Hoş geldin bereketinle geldin Yağmur Hanım. İlk yazında ahde vefa göstererek öğretmenlerinizi onure etmişsiniz. Buda sizin vefakar ve saygınlığınızı gösteriyor. Günümüzde hasret kaldığımız önemli hasletlerinden biri de vefa duygusu. Bunu unutanlar olsada, sizin gibi unutmayıp yaşatanlar da var. Kelamınıza ve kaleminize sağlık. Yazınızda bambu ağacından bahsettiğinizi görünce yıllar önce yazdığım bu yazı geldi aklıma. Alıntı yaptığım o yazımı arşivimden bulup faydası olur düşüncesiyle tekrar yazdım.
Yazınızda ” Bir gün önemli bir sınavda” başarısız olacağınız zehabına kapılır moral bozukluğu yaşıyorsunuz. Öğretmeniniz size banu ağacından misal vererek şöyle der. ” Bambu bitkisini bilirsin değil mi? Bambuyu çok sulasan bile uzun bir süre uzamaz. Verdiğim onca su boşa mı gitti diye düşünürsün. Fakat sonra o bambu öyle bir uzar ki. bir bakmışsın yanındaki tüm bitkilerden daha uzun olmuş. Ne verdiğin su boşa gitmiş ne de öyle düşünmeye gerek varmış. Sen belki de çok hızlı uzayan bitkiler içerisinde eşsiz bir bambusundur. Ben sana güveniyorum.Sabredicez ve bambunun uzamasını bekleyeceğiz.”
Öğretmeninizin de dediği gibi bambu ağacı emek ve sabır ister. Bunu da en iyi Çinliler bilir. İsterseniz Çinlilerin bambu ağacını nasıl yetiştiyorlarmış ona bir bakalım. Bambu ağacının yetişmesi için; önce ağacın tohumu ekilir, sulanır ve gübrenelir. ilk yıl tohumda herhangi bir değişiklik olmaz. Tohum yeniden sulanıp gübrenilir. Bambu ağacı ikinci yıl da toprağın dışına filiz vermez.
Üçüncü ve dördüncü senelerde her yıl yapılan işlem tekrar edilerek bambu tohumu sulanır ve gübrelenir. Fakat inatçı tohum bu yılda filiz vermez.Çinliler büyük bir sabırla beşinci yılda da su ve gübre vermeye devam ederler. Ve nihayet beşinci yılın sonlarına doğru bambu yeşermeye başlar ve altı hafta gibi kısa bir sürede yaklaşık 27 metre boyuna ulaşır. Şimdi akla gelen soru: – Çin bambu ağacı, 27 metreye altı hafta da mı yoksa beş yıl damı ulaşmıştır?

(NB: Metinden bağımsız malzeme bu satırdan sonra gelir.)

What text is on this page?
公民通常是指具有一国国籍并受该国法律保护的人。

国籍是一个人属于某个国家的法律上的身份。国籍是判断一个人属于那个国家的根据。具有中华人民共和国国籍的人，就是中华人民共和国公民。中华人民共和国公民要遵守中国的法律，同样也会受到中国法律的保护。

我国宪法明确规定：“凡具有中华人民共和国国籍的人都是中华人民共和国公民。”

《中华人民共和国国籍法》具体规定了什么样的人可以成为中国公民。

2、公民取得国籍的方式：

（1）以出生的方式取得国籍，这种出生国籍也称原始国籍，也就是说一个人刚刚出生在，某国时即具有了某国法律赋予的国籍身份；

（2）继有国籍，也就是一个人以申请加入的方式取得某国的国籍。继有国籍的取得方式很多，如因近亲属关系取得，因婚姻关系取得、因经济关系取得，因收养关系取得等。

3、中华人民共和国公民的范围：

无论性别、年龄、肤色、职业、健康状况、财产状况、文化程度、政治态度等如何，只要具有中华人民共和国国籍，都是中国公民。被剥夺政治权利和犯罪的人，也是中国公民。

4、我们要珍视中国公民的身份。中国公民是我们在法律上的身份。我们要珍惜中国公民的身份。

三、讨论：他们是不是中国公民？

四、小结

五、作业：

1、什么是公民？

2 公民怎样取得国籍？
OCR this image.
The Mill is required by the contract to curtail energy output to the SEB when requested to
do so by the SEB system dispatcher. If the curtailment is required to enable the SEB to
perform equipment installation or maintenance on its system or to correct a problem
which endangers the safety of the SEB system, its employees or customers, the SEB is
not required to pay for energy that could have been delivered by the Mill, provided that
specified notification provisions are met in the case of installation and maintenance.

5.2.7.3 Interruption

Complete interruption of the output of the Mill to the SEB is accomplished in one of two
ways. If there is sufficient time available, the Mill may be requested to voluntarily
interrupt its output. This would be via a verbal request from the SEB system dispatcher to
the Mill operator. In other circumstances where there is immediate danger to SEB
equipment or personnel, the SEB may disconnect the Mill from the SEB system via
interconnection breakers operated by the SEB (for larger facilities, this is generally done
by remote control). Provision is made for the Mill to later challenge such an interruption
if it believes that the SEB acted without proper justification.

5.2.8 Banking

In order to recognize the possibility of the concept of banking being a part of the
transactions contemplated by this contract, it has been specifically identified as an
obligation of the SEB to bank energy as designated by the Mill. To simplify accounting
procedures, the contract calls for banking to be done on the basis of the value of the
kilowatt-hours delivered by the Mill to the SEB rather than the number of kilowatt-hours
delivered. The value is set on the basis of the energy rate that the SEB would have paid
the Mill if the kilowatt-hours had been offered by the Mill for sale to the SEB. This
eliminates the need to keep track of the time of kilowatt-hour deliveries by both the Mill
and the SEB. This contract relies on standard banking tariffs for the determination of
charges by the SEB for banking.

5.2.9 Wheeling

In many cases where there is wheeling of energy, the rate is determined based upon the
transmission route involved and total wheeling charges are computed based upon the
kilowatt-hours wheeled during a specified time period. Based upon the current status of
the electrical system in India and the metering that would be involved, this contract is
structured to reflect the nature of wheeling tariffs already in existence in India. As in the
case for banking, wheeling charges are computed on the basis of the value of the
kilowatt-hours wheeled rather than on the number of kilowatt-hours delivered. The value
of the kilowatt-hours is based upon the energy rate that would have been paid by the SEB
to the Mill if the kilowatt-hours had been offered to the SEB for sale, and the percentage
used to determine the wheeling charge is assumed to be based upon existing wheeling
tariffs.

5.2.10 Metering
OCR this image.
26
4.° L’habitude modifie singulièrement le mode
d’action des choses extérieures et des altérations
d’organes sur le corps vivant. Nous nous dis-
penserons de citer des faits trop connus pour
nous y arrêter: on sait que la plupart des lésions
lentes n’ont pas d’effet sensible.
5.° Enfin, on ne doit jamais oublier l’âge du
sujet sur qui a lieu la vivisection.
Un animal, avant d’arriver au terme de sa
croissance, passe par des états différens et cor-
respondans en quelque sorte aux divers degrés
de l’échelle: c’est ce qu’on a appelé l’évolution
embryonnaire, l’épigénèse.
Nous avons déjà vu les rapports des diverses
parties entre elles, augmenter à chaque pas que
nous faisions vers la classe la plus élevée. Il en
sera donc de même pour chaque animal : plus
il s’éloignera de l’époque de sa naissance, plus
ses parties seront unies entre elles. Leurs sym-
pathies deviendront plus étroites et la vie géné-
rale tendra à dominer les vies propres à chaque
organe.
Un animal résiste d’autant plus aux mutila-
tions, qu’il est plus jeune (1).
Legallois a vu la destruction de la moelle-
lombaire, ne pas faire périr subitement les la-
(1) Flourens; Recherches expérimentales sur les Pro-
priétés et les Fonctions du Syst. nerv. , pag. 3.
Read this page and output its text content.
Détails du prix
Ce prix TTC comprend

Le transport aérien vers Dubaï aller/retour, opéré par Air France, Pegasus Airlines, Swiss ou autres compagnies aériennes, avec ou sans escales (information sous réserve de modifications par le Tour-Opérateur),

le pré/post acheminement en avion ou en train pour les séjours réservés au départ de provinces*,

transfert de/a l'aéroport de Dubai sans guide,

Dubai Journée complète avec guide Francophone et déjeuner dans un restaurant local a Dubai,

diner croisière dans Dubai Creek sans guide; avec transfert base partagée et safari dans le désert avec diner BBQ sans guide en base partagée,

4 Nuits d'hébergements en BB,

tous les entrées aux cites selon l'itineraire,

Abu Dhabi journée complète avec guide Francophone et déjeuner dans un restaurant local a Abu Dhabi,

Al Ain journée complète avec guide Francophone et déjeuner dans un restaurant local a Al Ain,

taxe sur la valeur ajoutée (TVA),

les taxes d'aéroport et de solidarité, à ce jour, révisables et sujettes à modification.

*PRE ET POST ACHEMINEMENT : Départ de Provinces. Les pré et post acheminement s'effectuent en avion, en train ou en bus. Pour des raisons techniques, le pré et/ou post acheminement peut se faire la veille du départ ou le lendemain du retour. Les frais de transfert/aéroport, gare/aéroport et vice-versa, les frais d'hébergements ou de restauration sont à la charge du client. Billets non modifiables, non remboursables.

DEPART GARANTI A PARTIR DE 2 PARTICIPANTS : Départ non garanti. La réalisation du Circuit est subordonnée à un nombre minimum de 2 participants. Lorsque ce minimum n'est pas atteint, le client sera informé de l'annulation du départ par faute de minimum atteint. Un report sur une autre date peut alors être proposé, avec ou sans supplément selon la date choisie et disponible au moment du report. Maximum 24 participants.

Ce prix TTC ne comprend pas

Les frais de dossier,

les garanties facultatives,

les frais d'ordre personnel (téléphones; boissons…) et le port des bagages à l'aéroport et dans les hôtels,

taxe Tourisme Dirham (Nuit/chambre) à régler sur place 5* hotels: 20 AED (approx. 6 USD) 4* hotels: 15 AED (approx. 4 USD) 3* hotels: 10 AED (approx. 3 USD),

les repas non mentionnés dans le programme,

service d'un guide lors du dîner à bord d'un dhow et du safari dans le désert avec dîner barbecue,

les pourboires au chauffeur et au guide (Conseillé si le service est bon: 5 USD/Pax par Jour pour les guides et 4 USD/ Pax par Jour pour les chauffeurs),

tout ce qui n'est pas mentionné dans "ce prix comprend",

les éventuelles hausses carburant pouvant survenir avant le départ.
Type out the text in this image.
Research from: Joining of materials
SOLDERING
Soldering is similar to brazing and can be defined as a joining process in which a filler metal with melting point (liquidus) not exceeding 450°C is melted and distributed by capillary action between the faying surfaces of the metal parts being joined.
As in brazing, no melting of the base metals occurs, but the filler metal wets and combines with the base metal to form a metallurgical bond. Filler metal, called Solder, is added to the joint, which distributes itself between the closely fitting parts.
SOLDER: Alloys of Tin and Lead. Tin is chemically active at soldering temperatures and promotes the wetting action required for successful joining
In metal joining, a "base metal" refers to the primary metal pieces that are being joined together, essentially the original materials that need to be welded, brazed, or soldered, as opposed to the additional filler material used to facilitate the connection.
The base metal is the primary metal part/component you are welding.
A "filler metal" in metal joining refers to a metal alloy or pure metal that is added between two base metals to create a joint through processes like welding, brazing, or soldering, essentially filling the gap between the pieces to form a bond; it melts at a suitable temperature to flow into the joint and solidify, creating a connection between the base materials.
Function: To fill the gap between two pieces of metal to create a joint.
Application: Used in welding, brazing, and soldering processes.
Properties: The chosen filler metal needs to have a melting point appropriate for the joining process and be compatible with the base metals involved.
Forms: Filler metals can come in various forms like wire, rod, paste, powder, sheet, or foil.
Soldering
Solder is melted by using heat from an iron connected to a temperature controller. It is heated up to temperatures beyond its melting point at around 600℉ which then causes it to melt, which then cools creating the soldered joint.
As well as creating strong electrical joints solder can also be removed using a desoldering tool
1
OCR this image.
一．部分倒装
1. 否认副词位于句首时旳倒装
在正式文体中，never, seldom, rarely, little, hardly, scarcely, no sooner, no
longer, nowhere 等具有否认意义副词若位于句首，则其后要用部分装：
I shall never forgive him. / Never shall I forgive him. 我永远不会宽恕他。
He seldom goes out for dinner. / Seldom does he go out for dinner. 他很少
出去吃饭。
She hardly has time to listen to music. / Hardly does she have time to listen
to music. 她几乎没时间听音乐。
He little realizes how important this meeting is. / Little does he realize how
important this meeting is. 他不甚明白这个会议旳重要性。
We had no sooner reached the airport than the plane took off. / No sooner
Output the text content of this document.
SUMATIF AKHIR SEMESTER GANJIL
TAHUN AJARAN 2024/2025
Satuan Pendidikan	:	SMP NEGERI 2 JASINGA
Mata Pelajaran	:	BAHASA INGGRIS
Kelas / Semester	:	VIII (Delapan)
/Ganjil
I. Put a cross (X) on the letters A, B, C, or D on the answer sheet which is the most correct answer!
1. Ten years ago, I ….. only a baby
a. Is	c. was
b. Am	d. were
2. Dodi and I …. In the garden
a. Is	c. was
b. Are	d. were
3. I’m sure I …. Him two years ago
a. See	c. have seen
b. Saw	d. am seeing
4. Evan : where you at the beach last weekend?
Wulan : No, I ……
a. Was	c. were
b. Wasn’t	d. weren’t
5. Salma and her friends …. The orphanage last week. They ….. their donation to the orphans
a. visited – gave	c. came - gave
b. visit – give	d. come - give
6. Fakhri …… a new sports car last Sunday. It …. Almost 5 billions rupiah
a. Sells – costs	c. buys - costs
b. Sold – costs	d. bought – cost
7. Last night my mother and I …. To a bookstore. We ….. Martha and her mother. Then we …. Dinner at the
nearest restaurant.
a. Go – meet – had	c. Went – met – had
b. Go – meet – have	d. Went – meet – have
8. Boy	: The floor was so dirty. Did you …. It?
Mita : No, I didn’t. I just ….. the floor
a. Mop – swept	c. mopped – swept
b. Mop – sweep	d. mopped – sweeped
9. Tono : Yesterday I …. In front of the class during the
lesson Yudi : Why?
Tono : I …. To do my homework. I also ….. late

Bu sorunun cevabı tabii ki beş yıldır. Büyük bir sabırla ve ısrarla tohum beş yıl süresince sulanıp gübrelenmeseydi ağacın büyümesinden hatta var olmasından söz edemezdik. Bir başarının şartları her zaman çok basittir. Bir süre için alışın, bir süre tahammül edin, her zaman inanın ve hiçbir zaman geri dönmeyin. Zira her önemli iş önce inanmakla başlar. İnanmak, bir düşünce tarzı ve bir mantık yapısıdır vesselam. Sabırda sebat etmemiz temennisiyle sağlıcakla kalın bizimle kalın değerli GAZETE KIRKÜÇ okurları.